Snow-Walker is a trilogy written by author Catherine Fisher. The book is presumably set in the Dark Ages of a fictional region in Scandinavia, as the story often heavily refers to Norse mythology. The story is mainly about the sorceress Gudrun, who rules the Jarl's people through fear; the power struggle between her and her son, her very reflection and one weakness; and the small, motley band of outlaws who join him in the fight to restore the land to its rightful leader.

Characters 
 Gudrun – a beautiful, but evil, sorceress from the northern kingdom of the Snow-Walkers. It is said that the Jarl before Ragnar sent an army to attack her people, but it failed when the army marched into a strange mist and never returned. One man, Ragnar from Hvinir, came back, and with him he brought Gudrun. They got married, and Gudrun subsequently ruled through fear and sorcery until the son whom she had banished would return. She can cause pain, twist minds, and steal souls out of living men. It is said that her reflection, Kari, shall destroy her.
 Jessa "Two-Knifes" Horolfsdaughter – the daughter of a Wulfing warrior that was killed in the rebellion against Ragnar. A courageous young woman with a stubborn streak and an infamously bold tongue. The story is mainly told through her point of view as it follows the outlaws' journey.

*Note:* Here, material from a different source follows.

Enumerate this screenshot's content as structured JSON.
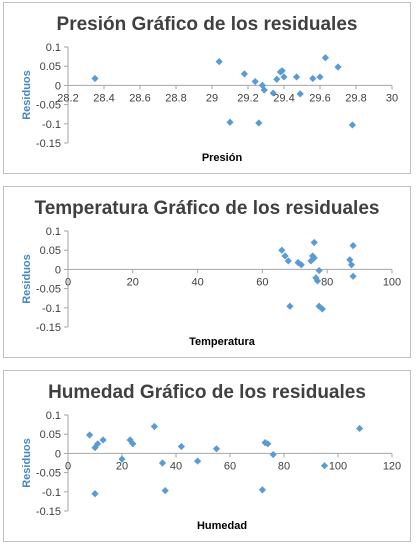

 Thorkil Harraldsson – Jessa's cousin and companion on her journey to Thrasirshall. Like Jessa, he, too, was banished because of father's involvement with the rebellion against Ragnar. A fussy young man with a taste for finery, often he tries, and fails, to serve as the voice of reason for his hot-tempered cousin. He appears in the first book only, and is briefly mentioned in the second.
 Kari Ragnarsson – the son of Gudrun and Ragnar. As a small child, his mother kept him in a cold dungeon, resulting in inability to speak, run, or even think. At age six, he was banished to Thrasirshall with Brocheal Gunnarsson. It was there that Brocheal taught him how to live by showing him love and kindness, allowing him to grow into a soft-spoken, gentle young man. Because of this, the two are inseparable. For years, however, Gudrun let rumours run, and soon the people believed him to be a monster. In reality, Kari is simply his mother's reflection; they look exactly alike and have the very same powers, but just like a reflection, they are complete opposites. He is often accompanied by two large ravens known as Thought and Memory.
 Skapti Arnsson – Wulfgar's mischievous friend. He is first seen as a peddler that assisted in the escape of Wulfgar Osricsson. He is revealed as a skald later, and an old friend of Brocheal Gunnarson and Kari Ragnarsson that has been providing them with food.
 Brochael Gunnarsson – a large, red-haired man that was exiled by Ragnar. As further punishment, he was assigned to be Kari's caretaker. He becomes extremely attached to the boy, almost acting as a father to him.
 Wulfgar Osricsson – the last member of the Wulfings, a family that had always been in line for the throne until Ragnar was unfairly named. With the help of Kari, Jessa, and a small group of rag-tag outlaws, he takes his rightful place as Jarl.
 Hakon – a former thrall (a Norse slave), who is freed after he helps save the Jarlsrealm in the second book. He is easily frightened and has a rather nervous disposition, but can be brave and stout-hearted when the time calls for it. Hakon is good friends with Jessa, as well as Kari despite the fact that he is slightly afraid of him. Slowly learning the skills of a warrior, his sword is called Dream-Breaker after it prevents him from dying, much like it did in a dream that he had in the third book. After a terrifying encounter with Gudrun, one of his hands becomes utterly useless. Because of this, many refer to him as Hakon Empty-Hand.